Grunlek von Krayn, nain issu lui-même de la royauté, l'avait aidé à s'adapter aux us et coutumes de la Cour. Il avait aussi tenu à lui transmettre la vertu de la tolérance, afin que le futur duc soit ouvert aux autres espèces, et pas seulement aux humains comme c'était bien trop souvent le cas. Il l'avait aussi entraîné au combat au corps à corps, sa spécialité.

Théo de Silverberg, inquisiteur et paladin, avait sans surprise accepté le rôle de maître d'armes. Épée, bouclier, lance, équitation, esquive, parade… L'entraînement était resté très terre à terre, comme au final tout ce que le bourrin faisait d'ordinaire. Il l'aurait bien converti à la Lumière, mais l'idée n'avait plu ni au duc, ni à ses amis.
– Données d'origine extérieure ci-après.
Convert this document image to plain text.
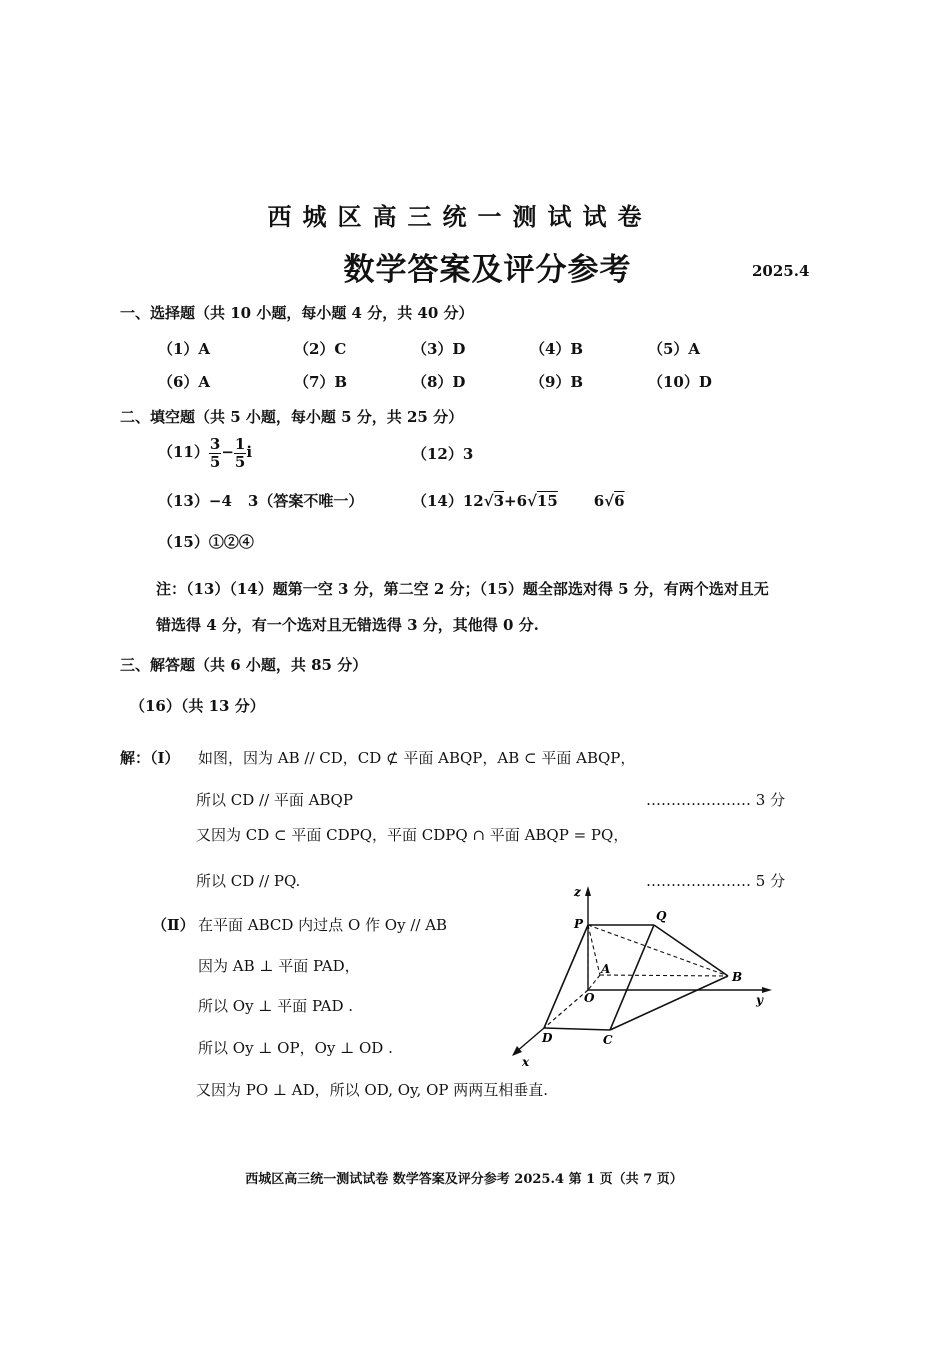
西城区高三统一测试试卷
数学答案及评分参考	2025.4
一、选择题（共 10 小题，每小题 4 分，共 40 分）
（1）A	（2）C	（3）D	（4）B	（5）A
（6）A	（7）B	（8）D	（9）B	（10）D
二、填空题（共 5 小题，每小题 5 分，共 25 分）
$(11) \frac{3}{5} - \frac{1}{5}$ i	（12）3
（13）−4 3（答案不唯一）	（14）12√3+6√15 6√6
（15）①②④
注：（13）（14）题第一空 3 分，第二空 2 分；（15）题全部选对得 5 分，有两个选对且无
错选得 4 分，有一个选对且无错选得 3 分，其他得 0 分.
三、解答题（共 6 小题，共 85 分）
（16）（共 13 分）
解：（Ⅰ） 如图，因为 AB // CD，CD ⊄ 平面 ABQP，AB ⊂ 平面 ABQP，
所以 CD // 平面 ABQP	………………… 3 分
又因为 CD ⊂ 平面 CDPQ，平面 CDPQ ∩ 平面 ABQP = PQ，
所以 CD // PQ.	………………… 5 分
（Ⅱ） 在平面 ABCD 内过点 O 作 Oy // AB
因为 AB ⊥ 平面 PAD，
所以 Oy ⊥ 平面 PAD .
所以 Oy ⊥ OP，Oy ⊥ OD .
又因为 PO ⊥ AD，所以 OD, Oy, OP 两两互相垂直.
z
y
x
P
Q
A
B
O
D	C
西城区高三统一测试试卷 数学答案及评分参考 2025.4 第 1 页（共 7 页）
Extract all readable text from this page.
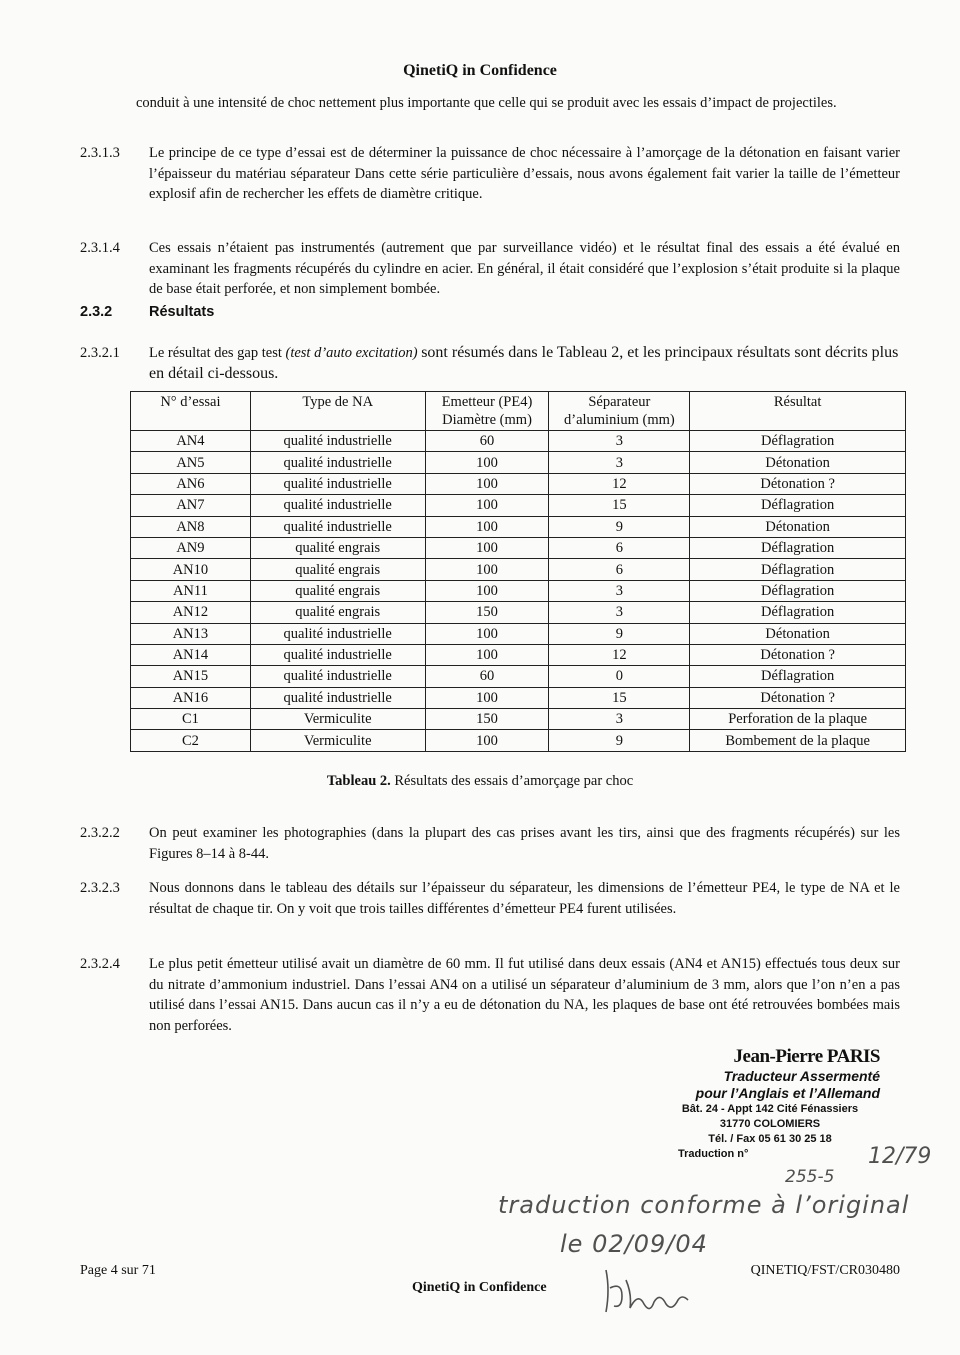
QinetiQ in Confidence
conduit à une intensité de choc nettement plus importante que celle qui se produit avec les essais d’impact de projectiles.
2.3.1.3 Le principe de ce type d’essai est de déterminer la puissance de choc nécessaire à l’amorçage de la détonation en faisant varier l’épaisseur du matériau séparateur Dans cette série particulière d’essais, nous avons également fait varier la taille de l’émetteur explosif afin de rechercher les effets de diamètre critique.
2.3.1.4 Ces essais n’étaient pas instrumentés (autrement que par surveillance vidéo) et le résultat final des essais a été évalué en examinant les fragments récupérés du cylindre en acier. En général, il était considéré que l’explosion s’était produite si la plaque de base était perforée, et non simplement bombée.
2.3.2	Résultats
2.3.2.1 Le résultat des gap test (test d’auto excitation) sont résumés dans le Tableau 2, et les principaux résultats sont décrits plus en détail ci-dessous.
N° d’essai	Type de NA	Emetteur (PE4) Diamètre (mm)	Séparateur d’aluminium (mm)	Résultat
AN4	qualité industrielle	60	3	Déflagration
AN5	qualité industrielle	100	3	Détonation
AN6	qualité industrielle	100	12	Détonation ?
AN7	qualité industrielle	100	15	Déflagration
AN8	qualité industrielle	100	9	Détonation
AN9	qualité engrais	100	6	Déflagration
AN10	qualité engrais	100	6	Déflagration
AN11	qualité engrais	100	3	Déflagration
AN12	qualité engrais	150	3	Déflagration
AN13	qualité industrielle	100	9	Détonation
AN14	qualité industrielle	100	12	Détonation ?
AN15	qualité industrielle	60	0	Déflagration
AN16	qualité industrielle	100	15	Détonation ?
C1	Vermiculite	150	3	Perforation de la plaque
C2	Vermiculite	100	9	Bombement de la plaque
Tableau 2. Résultats des essais d’amorçage par choc
2.3.2.2 On peut examiner les photographies (dans la plupart des cas prises avant les tirs, ainsi que des fragments récupérés) sur les Figures 8–14 à 8-44.
2.3.2.3 Nous donnons dans le tableau des détails sur l’épaisseur du séparateur, les dimensions de l’émetteur PE4, le type de NA et le résultat de chaque tir. On y voit que trois tailles différentes d’émetteur PE4 furent utilisées.
2.3.2.4 Le plus petit émetteur utilisé avait un diamètre de 60 mm. Il fut utilisé dans deux essais (AN4 et AN15) effectués tous deux sur du nitrate d’ammonium industriel. Dans l’essai AN4 on a utilisé un séparateur d’aluminium de 3 mm, alors que l’on n’en a pas utilisé dans l’essai AN15. Dans aucun cas il n’y a eu de détonation du NA, les plaques de base ont été retrouvées bombées mais non perforées.
Jean-Pierre PARIS
Traducteur Assermenté
pour l’Anglais et l’Allemand
Bât. 24 - Appt 142 Cité Fénassiers
31770 COLOMIERS
Tél. / Fax 05 61 30 25 18
Traduction n°	12/79
255-5
traduction conforme à l’original
le 02/09/04
Page 4 sur 71
QinetiQ in Confidence
QINETIQ/FST/CR030480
Balthazar Barnabé Lennon, demi-diable et mage pyromancien, s'était occupé de l'éducation philosophique et morale du garçon au travers de longues discussions. Il lui donna également quelques bases magiques pour l'aider à ne pas faire de mauvais choix dans le futur. De manière beaucoup moins officielle, c'était aussi lui que l'adolescent venait voir pour parler de ses problèmes de cœur et de tout ce qui concernait la sexualité. Les conseils du demi-diable étaient… discutables, mais ça restait des conseils.

Shinddha Kory, enfin, archer et demi-élémentaire de glace, lui avait appris à utiliser la nature à son avantage, pour se défendre ou pour se protéger, à ne pas dépendre uniquement de ce que la ville avait à offrir. Il lui avait aussi enseigné le respect des animaux... Sauf pour les araignées et les loups, qu'il considérait comme de la mauvaise graine à éliminer.

Ce soir, ils étaient les invités d'honneur. Ils détonnaient au milieu des grandes têtes couronnées du royaume, mais il y avait du vin et de la bière, ce qui leur suffisait pour passer outre l'étiquette pour cette fois. Depuis quelques minutes maintenant, le duc Ragnar, monté sur une chaise, proclamait des remerciements. Il avait commencé par les personnalités politiques, mais ne tarda pas à finir par quelques mots pour les aventuriers.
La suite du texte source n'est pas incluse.